Email of the day - on how to trade a bubble and its impact on gold
Comment of the Day

August 30 2019

Commentary by Eoin Treacy

Email of the day - on how to trade a bubble and its impact on gold

What is likely to happen to the price of precious metals if a bubble in equities arises for all the reasons that you have stated. Precious metals appear to fall each day that equities perform well. Which sectors/countries are the likely leaders If there is an equities bubble or will we need to wait for the charts to tell us?

Eoin Treacy's view

Gold has rallied impressively to complete a six-year base. The catalyst for that move was the perception the ECB is about to move interest rates below zero. That spurred a massive move in bonds that has created a situation where $17 trillion in nominal bonds are trading with negative yields in Europe and Japan.

The convexity on long-dated bond goes awry when interest rates are negative. Since one of the ways to value gold is as a zero-coupon bond, it is reasonable to expect it to perform when investors are pricing in a negative yield environment.
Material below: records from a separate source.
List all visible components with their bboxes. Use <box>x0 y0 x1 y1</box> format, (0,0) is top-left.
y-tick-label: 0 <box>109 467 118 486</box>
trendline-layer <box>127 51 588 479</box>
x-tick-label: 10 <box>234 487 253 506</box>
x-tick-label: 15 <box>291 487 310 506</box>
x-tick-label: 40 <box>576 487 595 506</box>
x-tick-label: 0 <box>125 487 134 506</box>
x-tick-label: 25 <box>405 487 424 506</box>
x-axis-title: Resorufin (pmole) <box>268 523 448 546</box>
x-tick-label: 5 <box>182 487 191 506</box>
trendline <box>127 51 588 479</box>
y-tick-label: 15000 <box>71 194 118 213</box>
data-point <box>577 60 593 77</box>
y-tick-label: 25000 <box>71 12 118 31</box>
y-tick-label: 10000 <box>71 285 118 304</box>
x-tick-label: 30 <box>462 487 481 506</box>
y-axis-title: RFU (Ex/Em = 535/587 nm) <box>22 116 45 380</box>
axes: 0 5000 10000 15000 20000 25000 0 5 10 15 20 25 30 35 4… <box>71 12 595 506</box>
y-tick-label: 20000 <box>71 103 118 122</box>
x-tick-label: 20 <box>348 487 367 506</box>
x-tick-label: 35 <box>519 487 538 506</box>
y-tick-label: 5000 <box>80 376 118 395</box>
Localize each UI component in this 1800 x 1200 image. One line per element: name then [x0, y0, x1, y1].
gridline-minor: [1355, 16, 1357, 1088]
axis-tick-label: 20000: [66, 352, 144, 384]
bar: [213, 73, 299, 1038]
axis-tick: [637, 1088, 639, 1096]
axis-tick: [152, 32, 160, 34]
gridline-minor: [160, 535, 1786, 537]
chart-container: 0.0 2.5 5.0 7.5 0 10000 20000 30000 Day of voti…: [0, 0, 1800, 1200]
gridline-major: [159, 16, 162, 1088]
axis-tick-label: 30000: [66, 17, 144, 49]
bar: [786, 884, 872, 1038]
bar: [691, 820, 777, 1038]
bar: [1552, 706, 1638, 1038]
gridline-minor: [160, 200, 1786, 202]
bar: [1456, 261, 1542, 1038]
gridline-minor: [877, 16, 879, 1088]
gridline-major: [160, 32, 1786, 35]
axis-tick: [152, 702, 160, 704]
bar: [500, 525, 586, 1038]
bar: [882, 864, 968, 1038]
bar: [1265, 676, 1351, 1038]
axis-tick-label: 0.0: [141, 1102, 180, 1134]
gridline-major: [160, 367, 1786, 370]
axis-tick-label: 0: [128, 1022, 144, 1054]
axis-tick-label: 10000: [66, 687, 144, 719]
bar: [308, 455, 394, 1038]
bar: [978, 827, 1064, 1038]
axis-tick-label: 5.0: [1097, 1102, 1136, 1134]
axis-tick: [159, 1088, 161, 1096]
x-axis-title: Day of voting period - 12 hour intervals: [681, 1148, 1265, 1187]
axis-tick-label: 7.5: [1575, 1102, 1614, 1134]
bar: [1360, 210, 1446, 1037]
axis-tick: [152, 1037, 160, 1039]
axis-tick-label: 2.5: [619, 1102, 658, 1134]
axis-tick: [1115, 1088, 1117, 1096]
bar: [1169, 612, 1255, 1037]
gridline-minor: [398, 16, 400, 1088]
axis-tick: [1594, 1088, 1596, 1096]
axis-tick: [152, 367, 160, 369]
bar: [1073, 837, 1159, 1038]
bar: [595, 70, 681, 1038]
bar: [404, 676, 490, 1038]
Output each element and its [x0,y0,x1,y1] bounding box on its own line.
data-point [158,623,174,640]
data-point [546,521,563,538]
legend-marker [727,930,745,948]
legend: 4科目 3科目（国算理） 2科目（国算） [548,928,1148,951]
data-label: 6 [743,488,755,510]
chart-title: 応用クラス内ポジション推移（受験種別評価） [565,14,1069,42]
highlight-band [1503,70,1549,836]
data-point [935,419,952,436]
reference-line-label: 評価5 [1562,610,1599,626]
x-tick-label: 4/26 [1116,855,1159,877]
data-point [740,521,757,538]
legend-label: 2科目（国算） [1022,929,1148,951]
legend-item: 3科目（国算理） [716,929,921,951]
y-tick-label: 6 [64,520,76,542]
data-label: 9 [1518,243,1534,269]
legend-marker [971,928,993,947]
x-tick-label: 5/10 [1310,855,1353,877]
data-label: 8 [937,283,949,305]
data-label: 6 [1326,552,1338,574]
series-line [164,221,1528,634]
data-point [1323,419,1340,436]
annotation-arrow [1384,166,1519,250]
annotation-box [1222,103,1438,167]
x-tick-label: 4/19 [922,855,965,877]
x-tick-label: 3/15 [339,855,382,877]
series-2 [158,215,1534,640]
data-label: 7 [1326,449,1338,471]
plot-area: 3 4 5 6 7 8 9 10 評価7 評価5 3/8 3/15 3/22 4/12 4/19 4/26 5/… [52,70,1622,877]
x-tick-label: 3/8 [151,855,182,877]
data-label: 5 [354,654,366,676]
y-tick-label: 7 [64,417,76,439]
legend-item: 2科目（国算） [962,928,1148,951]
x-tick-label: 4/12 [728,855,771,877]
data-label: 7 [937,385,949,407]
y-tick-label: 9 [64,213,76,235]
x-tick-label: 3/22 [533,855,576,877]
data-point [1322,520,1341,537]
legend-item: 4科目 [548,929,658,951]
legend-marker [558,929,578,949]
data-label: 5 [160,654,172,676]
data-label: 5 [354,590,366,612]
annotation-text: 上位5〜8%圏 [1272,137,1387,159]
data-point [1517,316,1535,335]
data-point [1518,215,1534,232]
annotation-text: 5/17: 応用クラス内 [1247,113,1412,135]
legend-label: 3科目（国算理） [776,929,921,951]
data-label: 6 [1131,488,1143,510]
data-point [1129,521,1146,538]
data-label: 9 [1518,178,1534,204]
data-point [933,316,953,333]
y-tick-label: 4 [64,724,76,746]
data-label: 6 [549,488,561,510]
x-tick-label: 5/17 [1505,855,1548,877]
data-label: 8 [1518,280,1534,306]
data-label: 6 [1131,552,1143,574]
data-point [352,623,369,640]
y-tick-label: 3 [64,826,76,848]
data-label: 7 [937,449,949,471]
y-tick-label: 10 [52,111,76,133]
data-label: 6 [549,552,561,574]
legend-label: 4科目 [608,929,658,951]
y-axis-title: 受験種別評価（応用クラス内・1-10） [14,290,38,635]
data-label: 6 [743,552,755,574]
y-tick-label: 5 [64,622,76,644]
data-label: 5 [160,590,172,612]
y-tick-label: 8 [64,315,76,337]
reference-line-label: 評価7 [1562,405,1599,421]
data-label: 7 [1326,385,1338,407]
This chart highlights the size of the USA’s government deficit plotted against the unemployment rate. It is reasonable to expect that when we do see the next recession that the ability of the government to expand deficits even further will be constrained. There are two conclusions to draw from this supposition. The first is policy makers will do whatever is necessary to avoid a recession. Let’s call that the easy answer. The second is the only way to deal with the inhibitions on the policy front from a future recession will be monetisation of the outstanding debts on an epic scale.

There is a good chance that what we are seeing right now is the evolution of both these events with efforts to avoid a recession first and monetisation which those measures run their course. The downward pressure that is putting on international currencies is the reason gold is hitting new highs against so many of them. 

The relative value play on equities versus bonds and the efforts underway to avoid a recession by blowing out deficits and lowering interest rates are supportive of the bubble hypothesis. The shares that are doing best are not easily captured by ETFs just yet, but they have adopted the subscription business model and share the unifying characteristics of strong reliable modellable cashflows. I’m thinking of consumer staples, utilities, cybersecurity, computer game companies, Microsoft, Amazon, Adobe, Visa, Mastercard etc. These are likely to follow bonds into a bubble.

Gold is only just getting started it is rallying now because of negative yields but it will move centre stage if we see outright monetisation of debts.